Axl Rose’s ‘Genius Moment’ That Made ‘Use Your Illusion’
Former Guns N’ Roses drummer Matt Sorum hailed Axl Rose’s “genius moment” as the band was working on the studio project that became 1991’s Use Your Illusion albums.
The singer relied on his experience from a previous job as the group prepared to record the usual 20 songs, with the intention of using the best 12 or 13 to form an LP.
“But when Axl came in and decided it should be a double record, it was a genius moment for him,” Sorum told Rolling Stone in an interview surrounding his upcoming memoir, Double Talkin’ Jive. “Axl came in, and I feel like he had a couple of girls with him at the time. We were all sitting there and recording. He announced to us that he wanted to put out a double record. He basically said, ‘I want to put out all the songs.’ … He came up with the idea of doing two [albums] and changing the color of each, and calling it the same, Use Your Illusion I and Use Your Illusion II.”
Rose’s reason for wanting to make two distinct albums was simple: “He had worked at Tower Records on Sunset. In those days, if you had a double record, you had to put it behind the cash register. It was over 20 bucks. He wanted the records to be in the bin where you could actually hold them, pick them up.”
The frontman believed his plan would work as long as there was “a lot of touring” to follow the releases, Sorum noted. “He was like, ‘I want to do five years on the road. These two records are going to be the legs for that tour,'" he said. "The guests that we would invite onstage – Brian May, Elton [John] – it was all these people. Axl thought by rubbing elbows with these icons, it put us in the same light as them. I understood that later on.”

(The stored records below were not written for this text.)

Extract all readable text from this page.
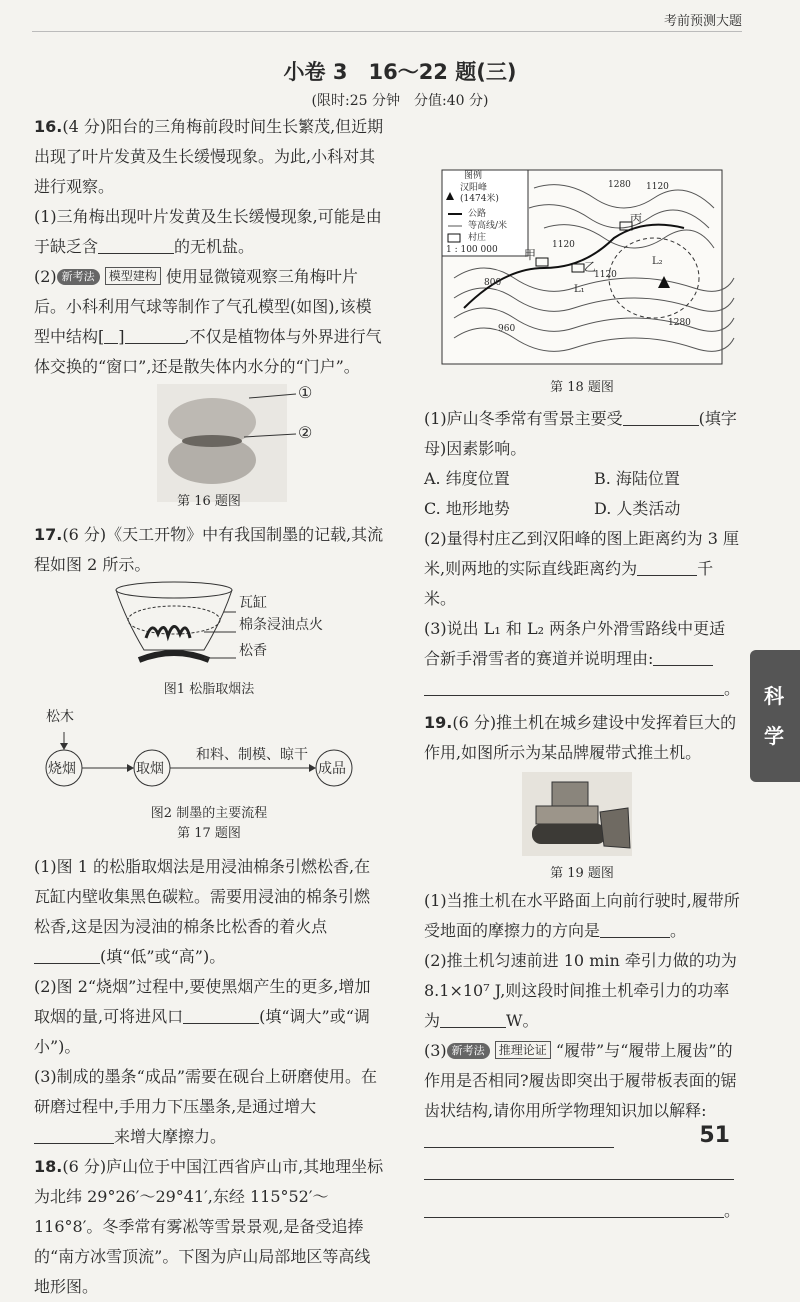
考前预测大题
小卷 3　16～22 题(三)
(限时:25 分钟　分值:40 分)

16.(4 分)阳台的三角梅前段时间生长繁茂,但近期出现了叶片发黄及生长缓慢现象。为此,小科对其进行观察。

(1)三角梅出现叶片发黄及生长缓慢现象,可能是由于缺乏含	的无机盐。

(2) 新考法 模型建构 使用显微镜观察三角梅叶片后。小科利用气球等制作了气孔模型(如图),该模型中结构[ ]	,不仅是植物体与外界进行气体交换的“窗口”,还是散失体内水分的“门户”。

①
②
第 16 题图

17.(6 分)《天工开物》中有我国制墨的记载,其流程如图 2 所示。

瓦缸
棉条浸油点火
松香
图1 松脂取烟法
松木
烧烟	取烟	成品
和料、制模、晾干
图2 制墨的主要流程
第 17 题图

(1)图 1 的松脂取烟法是用浸油棉条引燃松香,在瓦缸内壁收集黑色碳粒。需要用浸油的棉条引燃松香,这是因为浸油的棉条比松香的着火点(填“低”或“高”)。

(2)图 2“烧烟”过程中,要使黑烟产生的更多,增加取烟的量,可将进风口	(填“调大”或“调小”)。

(3)制成的墨条“成品”需要在砚台上研磨使用。在研磨过程中,手用力下压墨条,是通过增大来增大摩擦力。

18.(6 分)庐山位于中国江西省庐山市,其地理坐标为北纬 29°26′～29°41′,东经 115°52′～116°8′。冬季常有雾凇等雪景景观,是备受追捧的“南方冰雪顶流”。下图为庐山局部地区等高线地形图。

图例
汉阳峰
(1474米)
公路
等高线/米
村庄
1 : 100 000 甲
乙
丙
L₁
L₂
1280 1120
1120
1120
1280
960
800
第 18 题图

(1)庐山冬季常有雪景主要受	(填字母)因素影响。

A. 纬度位置	B. 海陆位置

C. 地形地势	D. 人类活动

(2)量得村庄乙到汉阳峰的图上距离约为 3 厘米,则两地的实际直线距离约为	千米。

(3)说出 L₁ 和 L₂ 两条户外滑雪路线中更适合新手滑雪者的赛道并说明理由:

。

19.(6 分)推土机在城乡建设中发挥着巨大的作用,如图所示为某品牌履带式推土机。

第 19 题图

(1)当推土机在水平路面上向前行驶时,履带所受地面的摩擦力的方向是	。

(2)推土机匀速前进 10 min 牵引力做的功为 8.1×10⁷ J,则这段时间推土机牵引力的功率为	W。

(3) 新考法 推理论证 “履带”与“履带上履齿”的作用是否相同?履齿即突出于履带板表面的锯齿状结构,请你用所学物理知识加以解释:

。
科
学
51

The tour was deliberately excessive, but it also had the effect of burning out the band. “We were out there for two and half years,” the drummer recalled. “It was doing five or six nights a week and partying hard. We got home, and we could just never really get the musical thing going again. We went in the studio and tried to write, and everybody had too much money, everyone bought houses and went separate ways in a lot of ways. I wish we could have sat down and talked it out, but we just didn’t. And then I left.”